Overview of the main pathways responsible for cytosolic nucleic acid recognition. DNA damage can trigger the formation of micronuclei and the release of double stranded DNA (dsDNA) into the cytoplasm. Mitochondria can also be a source of cytoplasmic DNA and RNA upon genomic stress. AIM2 and NLRP3 are part of two distinct inflammasome complexes, responsible for the bioactivation of Caspase-1 (CASP1); activated CASP1 in turn cleaves and promotes the activation of IL-1β and IL-18, which leave the cell upon inflammasome-mediated pyroptosis. cGAS is the main protein responsible for cytoplasmic dsDNA recognition; upon dsDNA binding cGAS promotes the formation of cGAMP, which binds and activates STING; STING in turn promotes the activation of IRF3 and NF-kB transcription factors responsible for the expression of IFN1 and various cytokines. IFN1 is then able to leave the cell and interact with its receptor; this interaction leads to STAT1, STAT2 and IRF9 complex (ISGF3) translocation into the nucleus and transcription of interferon stimulated genes (ISGs). ISGF3 activation can also lead to expression of ancestor endogenous retroviruses (ERVs) in form of double stranded RNA (dsRNA). Cytoplasmic dsRNA is recognized by RIG-1 and MDA5, which trigger the activation of IRF3. On the other hand, Dicer can sense and cleave both cytoplasmic and nucleic dsRNA. IFI16 is an ISG able to recognize dsDNA and activate STING. ZBP1 promotes IRF3 and NLRP3 activation, and Caspase-8 (CASP8)-mediated necroptosis upon recognition of Z forms of dsDNA.

FIGURE 3

Infiltration of immune cells into the normal stem cell and cancer stem cell niche. DNA damage can trigger the release of various cytokines and chemokines into the microenvironment (1); these can lead to migration and recruitment of macrophages (2) that exit the circulation and infiltrate into the tissue (3). The inflammatory microenvironment is then able to trigger the polarization of these macrophages (4) into M1 or M2 subtypes. Tissue-resident macrophages are normally present into the stem cell microenvironment, and they are important for the maintenance of the stem cell niche (5).
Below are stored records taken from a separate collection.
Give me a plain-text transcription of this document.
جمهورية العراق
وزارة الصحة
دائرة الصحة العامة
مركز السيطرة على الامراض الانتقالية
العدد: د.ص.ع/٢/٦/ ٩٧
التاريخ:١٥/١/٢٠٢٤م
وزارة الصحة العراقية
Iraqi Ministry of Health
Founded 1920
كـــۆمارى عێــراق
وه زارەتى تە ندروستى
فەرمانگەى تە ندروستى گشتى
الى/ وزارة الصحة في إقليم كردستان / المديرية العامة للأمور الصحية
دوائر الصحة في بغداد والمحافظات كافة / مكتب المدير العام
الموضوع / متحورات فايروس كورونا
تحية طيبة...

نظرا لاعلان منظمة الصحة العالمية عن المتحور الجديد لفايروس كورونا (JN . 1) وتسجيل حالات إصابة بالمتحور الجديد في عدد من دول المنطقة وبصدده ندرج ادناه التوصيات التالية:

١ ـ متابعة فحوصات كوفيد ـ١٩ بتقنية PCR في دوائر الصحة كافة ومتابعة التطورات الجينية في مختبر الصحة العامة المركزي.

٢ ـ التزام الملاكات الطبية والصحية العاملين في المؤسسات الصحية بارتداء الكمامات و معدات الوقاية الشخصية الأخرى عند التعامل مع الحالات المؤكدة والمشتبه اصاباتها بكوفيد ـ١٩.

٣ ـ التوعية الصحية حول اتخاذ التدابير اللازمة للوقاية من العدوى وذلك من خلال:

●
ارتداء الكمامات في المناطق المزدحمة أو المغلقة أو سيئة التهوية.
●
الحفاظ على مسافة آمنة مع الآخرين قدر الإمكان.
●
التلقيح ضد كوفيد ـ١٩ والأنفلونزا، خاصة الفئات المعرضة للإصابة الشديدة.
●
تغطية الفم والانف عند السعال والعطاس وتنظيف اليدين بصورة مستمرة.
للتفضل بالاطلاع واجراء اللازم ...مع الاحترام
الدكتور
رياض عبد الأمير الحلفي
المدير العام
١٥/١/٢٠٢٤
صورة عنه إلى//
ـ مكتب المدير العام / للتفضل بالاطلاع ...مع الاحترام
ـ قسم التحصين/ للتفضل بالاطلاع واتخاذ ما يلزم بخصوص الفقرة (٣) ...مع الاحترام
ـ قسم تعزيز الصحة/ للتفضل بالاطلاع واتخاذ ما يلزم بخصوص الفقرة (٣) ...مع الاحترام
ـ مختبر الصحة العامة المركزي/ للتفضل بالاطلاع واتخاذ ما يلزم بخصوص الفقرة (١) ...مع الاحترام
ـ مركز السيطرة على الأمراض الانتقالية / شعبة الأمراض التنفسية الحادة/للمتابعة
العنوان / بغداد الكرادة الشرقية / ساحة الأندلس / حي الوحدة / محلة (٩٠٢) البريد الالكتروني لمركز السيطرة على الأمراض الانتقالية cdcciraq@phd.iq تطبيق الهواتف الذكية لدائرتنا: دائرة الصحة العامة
The tumor microenvironment can lead to recruitment of various immune cells (6); tumor associated macrophages (TAM) can secrete inflammatory cytokines important for tumor growth and expansion (7); natural killer (NK) cells can potentially recognize and eliminate cancer stem cells (CSC) upon infiltration (8). T-cells can infiltrate into the normal stem cell niche (9) influencing stem cell proliferation and homeostasis; some types of stem cells are able to secrete molecules able to inhibit activation and differentiation of infiltrated T-cells (10).